He drew her closer to him and covered her face and hands with kisses. "My love, my lady," he said. "My white rose, my woodland dove!"

She clung to him, trembling. "Down there I was going mad," she whispered. "But now—now—I feel as though I could weep." He felt her tears upon his face, but in a moment she was calm again. "Do you remember the bird we found the other day, all numbed with cold?" she said. "It had been gay and free and light of heart, but it had not strength to flutter when I took it in my hands and tried to warm it—and could not. I am like that bird. The world is very gray and cold, and my heart—it will never be warm again."

"God comfort you," he said brokenly.

"They have told me that at moonrise we leave this place—and you. They say that it is all they can do for you—to leave you here. All!—Oh, my God!"

"They have done what they could," he said gravely. "I recognize that. And I wish you to do so too, sweetheart."

She looked at him wildly. "I have been silent," she said, pressing her clasped hands against her bosom. "I have not told them. I have obeyed what I read in your eyes. But was it well? Oh, my dear, let me speak!"

He took her hands from her breast and laid them against his own. "No," he said with a smile, "I love you too well for that."

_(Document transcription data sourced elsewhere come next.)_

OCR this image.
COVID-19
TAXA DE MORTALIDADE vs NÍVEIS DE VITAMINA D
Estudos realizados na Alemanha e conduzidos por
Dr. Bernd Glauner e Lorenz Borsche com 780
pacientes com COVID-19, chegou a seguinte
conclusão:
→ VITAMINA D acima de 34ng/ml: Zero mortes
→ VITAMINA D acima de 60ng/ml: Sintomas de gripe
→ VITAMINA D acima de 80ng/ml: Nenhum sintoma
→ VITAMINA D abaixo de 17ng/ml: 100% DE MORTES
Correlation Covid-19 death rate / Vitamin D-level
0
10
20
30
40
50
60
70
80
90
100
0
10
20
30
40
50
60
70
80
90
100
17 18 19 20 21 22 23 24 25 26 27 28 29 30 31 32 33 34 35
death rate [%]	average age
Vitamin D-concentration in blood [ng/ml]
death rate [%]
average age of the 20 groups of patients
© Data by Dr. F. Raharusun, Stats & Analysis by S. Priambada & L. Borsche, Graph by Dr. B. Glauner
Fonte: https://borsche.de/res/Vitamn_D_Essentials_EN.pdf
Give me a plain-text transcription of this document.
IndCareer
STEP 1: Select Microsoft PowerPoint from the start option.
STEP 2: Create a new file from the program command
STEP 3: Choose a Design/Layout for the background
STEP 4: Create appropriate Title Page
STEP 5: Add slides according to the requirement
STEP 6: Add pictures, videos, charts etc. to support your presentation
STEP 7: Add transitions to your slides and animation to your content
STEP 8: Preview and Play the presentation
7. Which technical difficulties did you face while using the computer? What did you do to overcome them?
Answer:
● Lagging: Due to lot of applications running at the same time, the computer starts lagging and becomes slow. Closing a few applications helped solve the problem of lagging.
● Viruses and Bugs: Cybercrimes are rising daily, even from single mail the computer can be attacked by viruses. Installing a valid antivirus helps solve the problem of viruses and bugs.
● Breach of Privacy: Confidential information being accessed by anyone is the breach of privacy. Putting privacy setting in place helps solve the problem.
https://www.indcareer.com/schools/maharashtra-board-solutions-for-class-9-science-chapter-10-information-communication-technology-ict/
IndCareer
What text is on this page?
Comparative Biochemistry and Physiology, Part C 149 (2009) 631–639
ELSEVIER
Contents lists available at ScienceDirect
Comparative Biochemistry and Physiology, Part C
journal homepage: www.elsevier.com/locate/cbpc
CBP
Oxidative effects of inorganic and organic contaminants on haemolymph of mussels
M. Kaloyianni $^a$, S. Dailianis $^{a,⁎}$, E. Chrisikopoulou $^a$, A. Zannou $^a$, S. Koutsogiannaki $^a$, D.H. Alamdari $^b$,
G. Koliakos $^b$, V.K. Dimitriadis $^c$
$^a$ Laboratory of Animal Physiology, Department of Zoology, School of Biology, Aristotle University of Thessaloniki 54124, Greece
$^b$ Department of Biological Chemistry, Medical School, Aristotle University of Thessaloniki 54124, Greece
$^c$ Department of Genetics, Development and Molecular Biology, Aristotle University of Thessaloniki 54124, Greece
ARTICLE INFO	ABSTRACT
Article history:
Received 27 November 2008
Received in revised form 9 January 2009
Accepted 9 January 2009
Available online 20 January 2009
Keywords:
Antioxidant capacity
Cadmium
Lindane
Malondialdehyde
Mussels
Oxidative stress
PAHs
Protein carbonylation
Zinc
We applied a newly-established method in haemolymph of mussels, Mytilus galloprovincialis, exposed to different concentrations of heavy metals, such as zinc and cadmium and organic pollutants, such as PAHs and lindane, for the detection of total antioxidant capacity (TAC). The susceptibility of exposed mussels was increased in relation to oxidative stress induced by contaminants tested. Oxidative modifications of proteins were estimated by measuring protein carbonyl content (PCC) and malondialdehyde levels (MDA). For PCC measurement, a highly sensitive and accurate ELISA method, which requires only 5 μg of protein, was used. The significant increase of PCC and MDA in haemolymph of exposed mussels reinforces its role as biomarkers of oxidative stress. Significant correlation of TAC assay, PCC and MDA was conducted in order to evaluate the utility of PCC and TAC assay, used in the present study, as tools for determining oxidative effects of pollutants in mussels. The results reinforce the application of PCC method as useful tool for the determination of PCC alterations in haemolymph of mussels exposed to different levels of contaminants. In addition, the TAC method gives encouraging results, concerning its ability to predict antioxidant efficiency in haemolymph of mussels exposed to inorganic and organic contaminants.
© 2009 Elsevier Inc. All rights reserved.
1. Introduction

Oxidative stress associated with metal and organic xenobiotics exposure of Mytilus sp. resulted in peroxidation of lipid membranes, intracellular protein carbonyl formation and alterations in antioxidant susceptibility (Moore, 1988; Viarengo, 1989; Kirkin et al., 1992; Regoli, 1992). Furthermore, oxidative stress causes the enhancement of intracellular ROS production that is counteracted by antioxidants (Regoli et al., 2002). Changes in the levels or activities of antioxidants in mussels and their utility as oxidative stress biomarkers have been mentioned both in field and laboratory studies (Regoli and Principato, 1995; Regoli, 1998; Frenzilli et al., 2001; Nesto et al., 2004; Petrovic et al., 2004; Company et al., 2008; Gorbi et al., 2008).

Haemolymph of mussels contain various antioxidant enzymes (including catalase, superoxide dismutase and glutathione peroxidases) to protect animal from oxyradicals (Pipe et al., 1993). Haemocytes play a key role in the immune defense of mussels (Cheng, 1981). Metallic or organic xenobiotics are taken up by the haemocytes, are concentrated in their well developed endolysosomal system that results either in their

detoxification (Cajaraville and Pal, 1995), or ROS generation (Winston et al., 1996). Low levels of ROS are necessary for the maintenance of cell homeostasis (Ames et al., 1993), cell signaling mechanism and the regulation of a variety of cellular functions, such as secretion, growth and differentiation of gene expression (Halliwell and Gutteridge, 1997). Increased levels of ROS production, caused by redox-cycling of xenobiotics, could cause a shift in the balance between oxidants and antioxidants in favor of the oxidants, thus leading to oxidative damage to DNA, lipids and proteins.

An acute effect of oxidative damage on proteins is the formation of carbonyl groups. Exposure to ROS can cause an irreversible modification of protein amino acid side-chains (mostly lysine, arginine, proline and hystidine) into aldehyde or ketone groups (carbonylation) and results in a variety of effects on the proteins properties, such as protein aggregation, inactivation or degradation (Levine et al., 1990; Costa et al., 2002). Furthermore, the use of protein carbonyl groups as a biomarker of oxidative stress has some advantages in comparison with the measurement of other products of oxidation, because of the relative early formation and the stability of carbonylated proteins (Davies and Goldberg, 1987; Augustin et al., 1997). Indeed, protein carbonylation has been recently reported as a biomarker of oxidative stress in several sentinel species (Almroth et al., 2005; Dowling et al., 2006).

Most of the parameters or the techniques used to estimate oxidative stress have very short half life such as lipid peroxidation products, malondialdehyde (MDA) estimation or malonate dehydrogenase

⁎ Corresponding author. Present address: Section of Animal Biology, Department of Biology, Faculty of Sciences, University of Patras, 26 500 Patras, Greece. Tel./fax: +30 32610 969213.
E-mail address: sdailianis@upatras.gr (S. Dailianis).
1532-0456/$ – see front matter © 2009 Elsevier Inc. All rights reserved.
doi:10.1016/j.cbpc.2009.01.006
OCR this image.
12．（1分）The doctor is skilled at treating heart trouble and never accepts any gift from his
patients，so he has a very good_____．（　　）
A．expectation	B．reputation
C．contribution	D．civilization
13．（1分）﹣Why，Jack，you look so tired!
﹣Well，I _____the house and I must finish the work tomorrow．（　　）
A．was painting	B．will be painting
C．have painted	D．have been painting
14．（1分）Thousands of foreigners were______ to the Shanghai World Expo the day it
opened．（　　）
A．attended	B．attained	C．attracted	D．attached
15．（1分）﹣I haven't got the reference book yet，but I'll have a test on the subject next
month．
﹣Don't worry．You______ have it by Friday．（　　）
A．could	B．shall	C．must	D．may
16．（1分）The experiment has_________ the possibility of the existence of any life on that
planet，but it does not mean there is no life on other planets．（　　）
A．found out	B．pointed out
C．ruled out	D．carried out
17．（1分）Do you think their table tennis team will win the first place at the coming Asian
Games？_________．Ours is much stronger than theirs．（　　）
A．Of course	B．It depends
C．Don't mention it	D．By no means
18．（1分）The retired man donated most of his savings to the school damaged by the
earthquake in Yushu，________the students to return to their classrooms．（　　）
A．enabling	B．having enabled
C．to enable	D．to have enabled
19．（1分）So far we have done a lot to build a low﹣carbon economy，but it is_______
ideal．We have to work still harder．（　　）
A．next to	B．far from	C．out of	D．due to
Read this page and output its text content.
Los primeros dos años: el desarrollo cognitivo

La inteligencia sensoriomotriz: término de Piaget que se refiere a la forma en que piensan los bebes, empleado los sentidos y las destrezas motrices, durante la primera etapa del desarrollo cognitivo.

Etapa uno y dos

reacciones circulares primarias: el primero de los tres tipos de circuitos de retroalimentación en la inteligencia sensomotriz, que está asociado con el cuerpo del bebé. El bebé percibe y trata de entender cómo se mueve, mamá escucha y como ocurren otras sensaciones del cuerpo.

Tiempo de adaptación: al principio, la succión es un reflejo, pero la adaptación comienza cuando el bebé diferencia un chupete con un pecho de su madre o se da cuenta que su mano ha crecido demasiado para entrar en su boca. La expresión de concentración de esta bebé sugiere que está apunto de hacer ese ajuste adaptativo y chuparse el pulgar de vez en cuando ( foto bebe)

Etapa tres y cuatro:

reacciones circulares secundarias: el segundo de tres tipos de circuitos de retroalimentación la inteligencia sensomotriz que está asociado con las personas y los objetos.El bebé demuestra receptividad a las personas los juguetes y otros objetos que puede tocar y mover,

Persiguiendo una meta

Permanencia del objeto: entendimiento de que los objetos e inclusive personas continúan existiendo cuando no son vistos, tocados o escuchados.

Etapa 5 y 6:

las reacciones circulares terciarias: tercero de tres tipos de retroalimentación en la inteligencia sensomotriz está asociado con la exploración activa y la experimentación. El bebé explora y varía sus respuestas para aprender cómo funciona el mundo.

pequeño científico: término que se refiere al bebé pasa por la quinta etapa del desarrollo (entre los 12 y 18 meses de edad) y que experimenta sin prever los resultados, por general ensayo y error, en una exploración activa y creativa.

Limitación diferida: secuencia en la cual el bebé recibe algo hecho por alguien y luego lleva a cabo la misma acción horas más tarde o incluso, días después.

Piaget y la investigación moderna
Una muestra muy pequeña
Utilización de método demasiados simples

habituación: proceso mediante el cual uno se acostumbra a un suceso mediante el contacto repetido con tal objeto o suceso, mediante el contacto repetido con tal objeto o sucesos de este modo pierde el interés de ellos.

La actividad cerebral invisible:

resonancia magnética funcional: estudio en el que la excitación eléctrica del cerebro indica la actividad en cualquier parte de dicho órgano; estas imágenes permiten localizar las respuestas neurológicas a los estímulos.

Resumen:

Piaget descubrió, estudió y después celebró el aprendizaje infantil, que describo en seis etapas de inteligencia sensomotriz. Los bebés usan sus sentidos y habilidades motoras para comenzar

From the woods across the river came the crying of wolves, then a silence as of the grave; then a whisper arose in the long dry grass and the leafless vines, and a cold breeze lifted the hair from their foreheads. The whisper grew into a murmur, prolonged and deep, a sound as of a distant cataract, or of the dash of surf upon a far away shore—the voice of the wind in the world of trees. A star shot, leaving a stream of white fire to fade out of the dark blue sky. From the forest came again the cry of the wolves. In the camp below there seemed some stir, and the figure seated on the rock turned its head towards them and lifted a warning hand.

"You must go," said Landless. "It was madness for you to venture here. See, the light is growing in the east."

With a low, desolate moaning sound she wrung the hands he released and raised her face to his. He kissed her upon the brow, the eyes and the mouth. "Good-by, my life, my love, my heart," he said. "We were happy for an hour. Good-by!"